I was relieved. I could now get a return bus, go back to the empty apartment, wrestle with the thermostat, and try to complete the week’s assignments. And I could honestly tell Carl that I couldn’t get a seat.
“Sonja,” said a loud voice, “we got a seat for you right up front. Carl was afraid you wouldn’t get a seat.” It was a smiling, shuffling Jerry Henley, dumb as they come, his cap with the school colours on backwards.
He’d obviously been told by his idol Carl to see to it that I had the best seat in the house.
I followed him awkwardly, pulling the hood of my black duffle toward my face as a form of disguise. There was nothing shameful about appearing to see Davenport High’s hockey team compete in the finals, but it was something I’d never done. It might interest Candace Stewart and the group who saluted Carl and me when we left the school for our study sessions. As well, it did not reflect the image of number-one nerd, Sonja Danychuk, whose interests, I thought, should be on a loftier plane.
“Didja hear about Carl being scouted?”
“No.” I wasn’t even sure what he meant.
Jerry continued with his information, the fact that I wouldn’t know about scouting not even entering his mind. Even a geek like Sonja Danychuk would know about scouting.
“There’s reps up here from the Pittsburg Penguins and the Ottawa Senators, anyway that’s what the Davenport Guardian said, and there’s only one guy they’d be looking at. Ain’t that amazing, really awesome.”
I nodded my head, still not certain what I was agreeing with.

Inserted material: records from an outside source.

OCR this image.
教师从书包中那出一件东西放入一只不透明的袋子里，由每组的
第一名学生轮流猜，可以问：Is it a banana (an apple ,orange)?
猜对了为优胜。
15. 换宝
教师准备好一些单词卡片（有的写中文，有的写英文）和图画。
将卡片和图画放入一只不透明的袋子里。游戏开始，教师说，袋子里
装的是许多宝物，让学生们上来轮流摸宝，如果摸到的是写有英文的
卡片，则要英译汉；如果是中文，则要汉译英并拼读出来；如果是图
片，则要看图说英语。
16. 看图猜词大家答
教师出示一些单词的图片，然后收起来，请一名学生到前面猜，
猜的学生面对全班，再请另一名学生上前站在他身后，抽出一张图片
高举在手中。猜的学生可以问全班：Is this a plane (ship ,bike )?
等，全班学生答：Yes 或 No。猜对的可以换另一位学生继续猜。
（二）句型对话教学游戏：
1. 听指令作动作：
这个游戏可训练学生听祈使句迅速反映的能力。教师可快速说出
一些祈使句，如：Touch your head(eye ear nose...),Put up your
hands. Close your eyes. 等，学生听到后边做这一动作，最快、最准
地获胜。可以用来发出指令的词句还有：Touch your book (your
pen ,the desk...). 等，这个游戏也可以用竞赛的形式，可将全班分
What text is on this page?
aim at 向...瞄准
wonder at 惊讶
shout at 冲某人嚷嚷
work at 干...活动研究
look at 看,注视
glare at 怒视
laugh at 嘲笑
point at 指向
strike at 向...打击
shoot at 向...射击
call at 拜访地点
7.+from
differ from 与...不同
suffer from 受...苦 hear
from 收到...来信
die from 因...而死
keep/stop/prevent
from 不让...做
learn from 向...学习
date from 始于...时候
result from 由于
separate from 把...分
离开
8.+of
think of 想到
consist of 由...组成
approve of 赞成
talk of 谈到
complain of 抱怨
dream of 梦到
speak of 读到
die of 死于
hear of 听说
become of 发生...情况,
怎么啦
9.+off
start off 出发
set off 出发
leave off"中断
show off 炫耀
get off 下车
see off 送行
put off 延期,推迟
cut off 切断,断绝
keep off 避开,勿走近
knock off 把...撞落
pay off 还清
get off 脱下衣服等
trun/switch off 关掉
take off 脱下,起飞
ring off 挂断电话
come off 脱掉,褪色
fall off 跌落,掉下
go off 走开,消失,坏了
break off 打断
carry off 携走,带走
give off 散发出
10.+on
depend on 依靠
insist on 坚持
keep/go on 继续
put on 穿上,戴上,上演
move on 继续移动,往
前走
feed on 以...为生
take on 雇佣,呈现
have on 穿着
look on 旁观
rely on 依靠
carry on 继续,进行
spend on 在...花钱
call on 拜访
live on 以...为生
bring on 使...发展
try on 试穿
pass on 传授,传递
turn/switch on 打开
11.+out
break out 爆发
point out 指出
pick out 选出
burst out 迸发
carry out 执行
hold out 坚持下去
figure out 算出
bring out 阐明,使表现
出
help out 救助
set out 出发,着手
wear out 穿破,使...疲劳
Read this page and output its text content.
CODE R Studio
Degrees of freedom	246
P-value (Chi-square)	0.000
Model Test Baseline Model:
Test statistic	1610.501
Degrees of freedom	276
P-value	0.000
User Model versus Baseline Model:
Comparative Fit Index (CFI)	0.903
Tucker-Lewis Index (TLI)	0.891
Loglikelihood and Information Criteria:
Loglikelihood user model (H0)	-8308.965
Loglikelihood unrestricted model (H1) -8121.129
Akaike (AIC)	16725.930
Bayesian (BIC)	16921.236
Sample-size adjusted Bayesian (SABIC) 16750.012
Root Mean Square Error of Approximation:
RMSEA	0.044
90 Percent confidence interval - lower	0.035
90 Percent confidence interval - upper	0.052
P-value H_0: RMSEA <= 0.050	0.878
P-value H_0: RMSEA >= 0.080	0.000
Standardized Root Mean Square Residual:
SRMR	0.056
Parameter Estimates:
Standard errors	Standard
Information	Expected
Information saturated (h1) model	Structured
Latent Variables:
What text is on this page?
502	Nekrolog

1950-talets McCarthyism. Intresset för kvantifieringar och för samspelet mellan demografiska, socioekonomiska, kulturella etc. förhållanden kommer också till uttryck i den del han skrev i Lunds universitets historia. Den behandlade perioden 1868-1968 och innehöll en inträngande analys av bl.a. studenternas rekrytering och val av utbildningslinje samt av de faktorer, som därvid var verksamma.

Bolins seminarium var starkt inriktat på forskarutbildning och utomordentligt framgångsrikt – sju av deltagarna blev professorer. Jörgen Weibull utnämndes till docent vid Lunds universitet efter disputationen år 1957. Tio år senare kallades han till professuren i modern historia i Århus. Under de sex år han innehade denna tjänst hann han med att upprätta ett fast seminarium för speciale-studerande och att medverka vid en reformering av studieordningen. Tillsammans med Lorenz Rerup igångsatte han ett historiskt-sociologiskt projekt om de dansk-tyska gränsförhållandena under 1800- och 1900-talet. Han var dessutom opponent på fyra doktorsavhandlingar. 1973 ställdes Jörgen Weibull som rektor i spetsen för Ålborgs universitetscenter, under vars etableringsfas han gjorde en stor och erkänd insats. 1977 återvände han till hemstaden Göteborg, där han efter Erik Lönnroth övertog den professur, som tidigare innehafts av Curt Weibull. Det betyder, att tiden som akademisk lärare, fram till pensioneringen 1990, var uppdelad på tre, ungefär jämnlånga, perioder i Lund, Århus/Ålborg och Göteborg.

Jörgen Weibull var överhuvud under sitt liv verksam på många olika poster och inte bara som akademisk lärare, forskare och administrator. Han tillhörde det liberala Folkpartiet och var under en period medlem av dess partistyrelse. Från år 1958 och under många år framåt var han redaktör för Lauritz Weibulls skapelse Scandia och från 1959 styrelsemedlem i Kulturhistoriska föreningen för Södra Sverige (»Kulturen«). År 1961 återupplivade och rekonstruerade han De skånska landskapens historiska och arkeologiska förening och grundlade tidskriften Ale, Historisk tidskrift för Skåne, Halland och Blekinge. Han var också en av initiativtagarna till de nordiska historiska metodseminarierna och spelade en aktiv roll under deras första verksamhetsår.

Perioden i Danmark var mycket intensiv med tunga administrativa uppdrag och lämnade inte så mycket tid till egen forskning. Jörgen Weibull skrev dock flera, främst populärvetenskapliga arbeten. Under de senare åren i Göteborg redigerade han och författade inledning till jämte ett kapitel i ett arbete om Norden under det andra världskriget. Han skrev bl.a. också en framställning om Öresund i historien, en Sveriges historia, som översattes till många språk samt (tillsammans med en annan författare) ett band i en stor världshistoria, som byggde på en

The arena was erupting in a kaleidoscope of noise and colour. Shrill whistles tortured the air and assorted chants went up from pockets of supporters of both teams. I was seated in the best seat in the middle of Carl’s Davenport following, who appeared to be the loudest group in the arena. The Choir and the girls accompanying them wore large T-shirts over heavy woollen sweaters stating, WE’LL GIVE YOU HEL, or YOU’LL GET HEL ON EARTH. It was a winter circus, with the smell of fries, beer, and packed humanity, chilled and expectant, all waiting for the arrival of HEL.